Letter of the week 3: No such thing as 'useful' or 'not useful' academic pursuit

Scholarship recipients recite the PSC Scholarship Holder's Pledge at the 2019 PSC Scholarships Award Ceremony. ST PHOTO: JASON QUAH

I was surprised to read the letters by Mr Cheng Choon Fei and Mr Stanley Ong (PSC scholars should take courses relevant to S'pore; and PSC should sponsor courses aligned with public service, both July 22).

They questioned the rationale of the Public Service Commission (PSC) in allowing one of its postgraduate scholars to pursue a master's in Buddhist studies.

This attitude of compartmentalising academic pursuits into seemingly "relevant" and "useful" is something that needs to change.

A university education at all levels should be a window into which to pursue one's scholarly dreams, regardless of how "relevant" the subject may seem.

Education in the social sciences and the humanities allows one to develop creative and critical thinking skills, and to question established paradigms.

The close study of religion allows one to build up one's repertoire of knowledge and inter-cultural empathy and understanding.

In a multi-ethnic, multi-religious society like Singapore's, such skill sets are of utmost importance. This ability to think outside one's cultural paradigm and to reflect on how different people and societies understand what it means to be human form the fundamentals of good leadership.

Unfortunately, many Singaporeans continue to associate higher education with simplistic material gains. "National interests" seem to be the antithesis of "self-enrichment" as spelt out in Mr Cheng's quotation of Prime Minister Lee Hsien Loong's speech.

Yet, can self-enrichment not work in tandem with national interests? To pursue a postgraduate degree in whatever field is always an exercise in self-enrichment.

Graduate students spend many years researching subjects that are meaningful to them.
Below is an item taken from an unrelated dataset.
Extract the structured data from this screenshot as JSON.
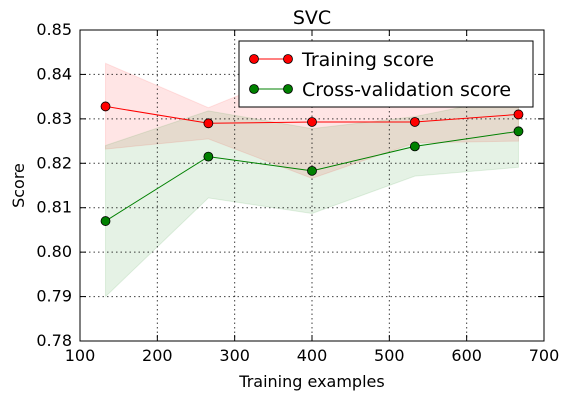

For a society to systematically categorise academic pursuits into useful and not useful produces a national consciousness that lacks creativity and cultural awareness, and with that, the serious potentialities of disharmony.

Would we want our leaders to be mere automatons ruled merely by the rigid laws of science, who are unable to think outside the box?

In short, I feel that both letter writers have done an injustice to the scholarship holder.

The fact that he is pursuing a degree in Buddhist studies at one of the top universities in the world should not be critiqued but celebrated, as it showcases not only the student's excellent academic skills and determination but also the PSC's ability to move away from outdated modes of thought.